Many China investors consider the proposed regulations as inappropriate because of assumptions made about enterprises based on country of origin. The investors instead suggested that CFIUS give companies a separate test to determine level of risk – based on compliance history rather than place of incorporation. The Cybersecurity Association of China called the proposed regulations a violation of the World Trade Organization’s Non-Discrimination Principle and Fair Trade Principle and stated that the proposed regulations, with different treatment for different countries, defy the obligation to treat enterprises of all participating countries fairly under the WTO framework.
The US Treasury Department reviewed concerns voiced by foreign investors and issued final regulations in January, defending its position for the most part, while providing clarity on key definitions.
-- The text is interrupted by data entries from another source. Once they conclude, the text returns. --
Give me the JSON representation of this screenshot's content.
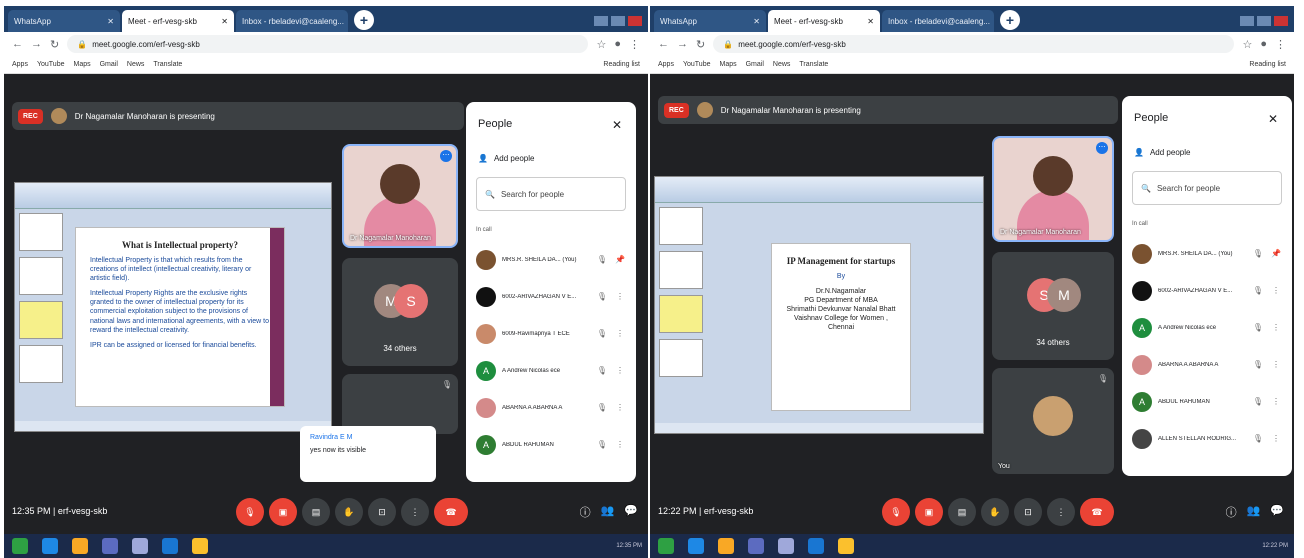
{
  "panels": [
    {
      "tabs": [
        "WhatsApp",
        "Meet - erf-vesg-skb",
        "Inbox - rbeladevi@caaleng..."
      ],
      "url": "meet.google.com/erf-vesg-skb",
      "bookmarks": [
        "Apps",
        "YouTube",
        "Maps",
        "Gmail",
        "News",
        "Translate"
      ],
      "reading_list": "Reading list",
      "rec": "REC",
      "presenting": "Dr Nagamalar Manoharan is presenting",
      "slide_title": "What is Intellectual property?",
      "slide_lines": [
        "Intellectual Property is that which results from the creations of intellect (intellectual creativity, literary or artistic field).",
        "Intellectual Property Rights are the exclusive rights granted to the owner of intellectual property for its commercial exploitation subject to the provisions of national laws and international agreements, with a view to reward the intellectual creativity.",
        "IPR can be assigned or licensed for financial benefits."
      ],
      "presenter_label": "Dr Nagamalar Manoharan",
      "others_initials": [
        "M",
        "S"
      ],
      "others_count": "34 others",
      "chat_name": "Ravindra E M",
      "chat_msg": "yes now its visible",
      "people_title": "People",
      "add_people": "Add people",
      "search_placeholder": "Search for people",
      "in_call": "In call",
      "participants": [
        "MRS.R. SHEILA DA... (You)",
        "6002-ARIVAZHAGAN V E...",
        "6009-Ravimapriya T ECE",
        "A Andrew Nicolas ece",
        "ABARNA A ABARNA A",
        "ABDUL RAHUMAN"
      ],
      "time": "12:35 PM",
      "meeting_code": "erf-vesg-skb",
      "tray_time": "12:35 PM"
    },
    {
      "tabs": [
        "WhatsApp",
        "Meet - erf-vesg-skb",
        "Inbox - rbeladevi@caaleng..."
      ],
      "url": "meet.google.com/erf-vesg-skb",
      "bookmarks": [
        "Apps",
        "YouTube",
        "Maps",
        "Gmail",
        "News",
        "Translate"
      ],
      "reading_list": "Reading list",
      "rec": "REC",
      "presenting": "Dr Nagamalar Manoharan is presenting",
      "slide_title": "IP Management for startups",
      "slide_lines": [
        "By",
        "Dr.N.Nagamalar",
        "PG Department of MBA",
        "Shrimathi Devkunvar Nanalal Bhatt Vaishnav College for Women , Chennai"
      ],
      "presenter_label": "Dr Nagamalar Manoharan",
      "others_initials": [
        "S",
        "M"
      ],
      "others_count": "34 others",
      "you_label": "You",
      "people_title": "People",
      "add_people": "Add people",
      "search_placeholder": "Search for people",
      "in_call": "In call",
      "participants": [
        "MRS.R. SHEILA DA... (You)",
        "6002-ARIVAZHAGAN V E...",
        "A Andrew Nicolas ece",
        "ABARNA A ABARNA A",
        "ABDUL RAHUMAN",
        "ALLEN STELLAN RODRIG..."
      ],
      "time": "12:22 PM",
      "meeting_code": "erf-vesg-skb",
      "tray_time": "12:22 PM"
    }
  ],
  "colors": {
    "meet_bg": "#202124",
    "tile_bg": "#3c4043",
    "end_call": "#ea4335",
    "accent": "#1a73e8"
  }
}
For example, the Treasury Department included five detailed examples of companies possessing sensitive personal data that meet the criteria of CFIUS review, covering gray areas in the acquisition of data on health, geolocation and finance.
Yet the Treasury Department intentionally left some definitions broad, giving more power to CFIUS in a wider range of cases. For instance, despite investors recommending clarity in the definition of “emerging and foundational technologies,” the Treasury Department dismissed the recommendation, hinting that a list of such technologies is being prepared. The department also dismissed investor proposals on narrowing the scope of regulation on sensitive personal data, setting a time limit on retrospective reviews of completed investments and adding appeal procedures for investments rejected by CFIUS.
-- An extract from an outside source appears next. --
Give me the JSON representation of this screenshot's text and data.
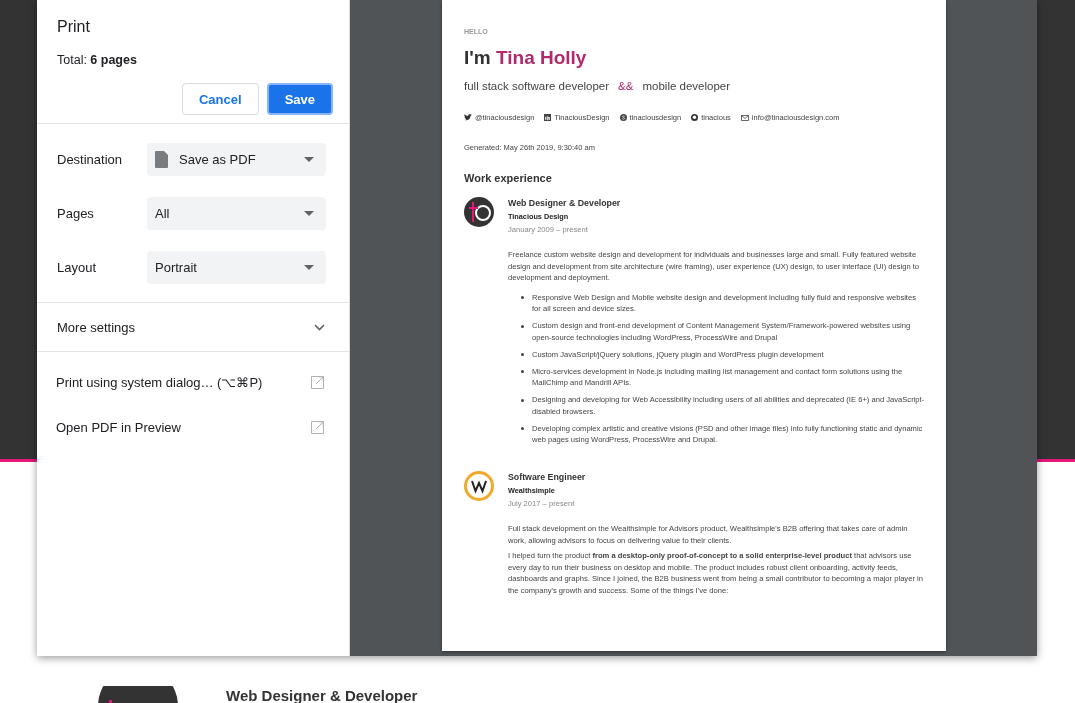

While most of expanded CFIUS privileges were not eliminated, the Treasury Department did make some concessions, for example, relenting on the board composition of “excepted investors.” The regulations now allow a company to still qualify as an “excepted investor” even with up to 25 percent of its board members not being citizens of the United States or “excepted foreign states.” Encryption technologies and investment funds among others also received concessions.
The changes took effect on February 13. Critics view changes as inconsequential modifications while supporters praise them as timely self-adjustments. And the Treasury Department announced that it would periodically update the final regulations. The global investment community counts on more revisions adding clarity as new questions emerge.
In all, the committee has blocked five transactions since 1975, reports the Congressional Research Service and many more investors withdrew their cases. Clear regulations provide mutual benefit for both US businesses and foreign investors. To ensure clarity, the Treasury Department must include technology experts and veteran executives with industry experience to its policy advisory committee and incorporate more detailed examples of investment categories, showing investors which CFIUS will review and which will escape scrutiny. Clear regulations provide certainty for foreign investors, whom companies need to grow and strive.
*Xiaoli Jin, admitted to Harvard Law School’s Class of 2024, has written for International Social Science Review.